The launch of a charity by the family of late singer Amy Winehouse could be set to inspire others to follow their philanthropic example.
Mitch Winehouse - father of the Grammy award winning songstress - said his daughter had been through some tough times and that the foundation set up in her name would provide much-needed assistance to organisations that help vulnerable young people.
Launched on September 14 - what would have been the late diva's 28th birthday - the Amy Winehouse Foundation is set to receive most of its funding from the release of a single recorded before the soul musician's death.
Titled "Body and Soul", the piece features a duet with Tony Bennett and was recorded at the famous Abbey Road studios.
According to the 85-year-old crooner, Winehouse was in fine form during the session.

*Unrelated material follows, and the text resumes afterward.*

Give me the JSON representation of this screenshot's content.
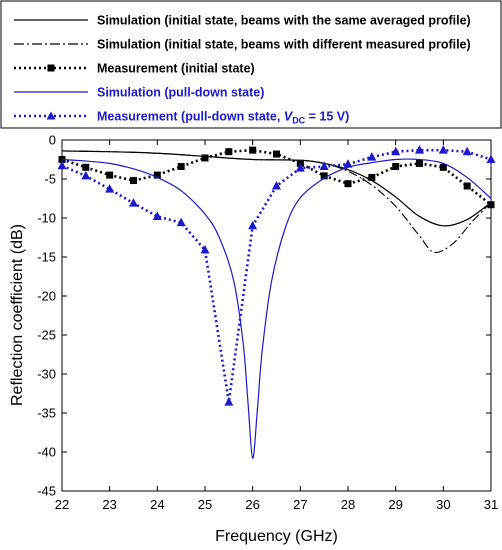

"We had a beautiful time recording together in the studio and I knew that Amy was very happy with how she performed that day," said Bennett.
In Australia, people interested in setting up a charitable organisation have many different options available to them.
Perhaps the simplest method is to set up an unincorporated association which can donate any profits to the directors' charity of choice.
The law surrounding the way in which a charity can be established – for example using a charitable trust - and the taxation of charities requires professional advice.
An estate planning process can give individuals an unparalleled opportunity to make philanthropic contributions in this fashion - either by donating a portion of their assets to worthy charities or setting up charities themselves that allow for the creation of new foundations that focus on areas important to them.
Giving back to society in this way can sometimes help to ease the grief of loved ones, who remember the deceased as a truly giving character.
Speaking on the launch of the charitable foundation in her daughter's name, mother Janis Winehouse said: "It is a source of great comfort to know that Amy would be proud of this."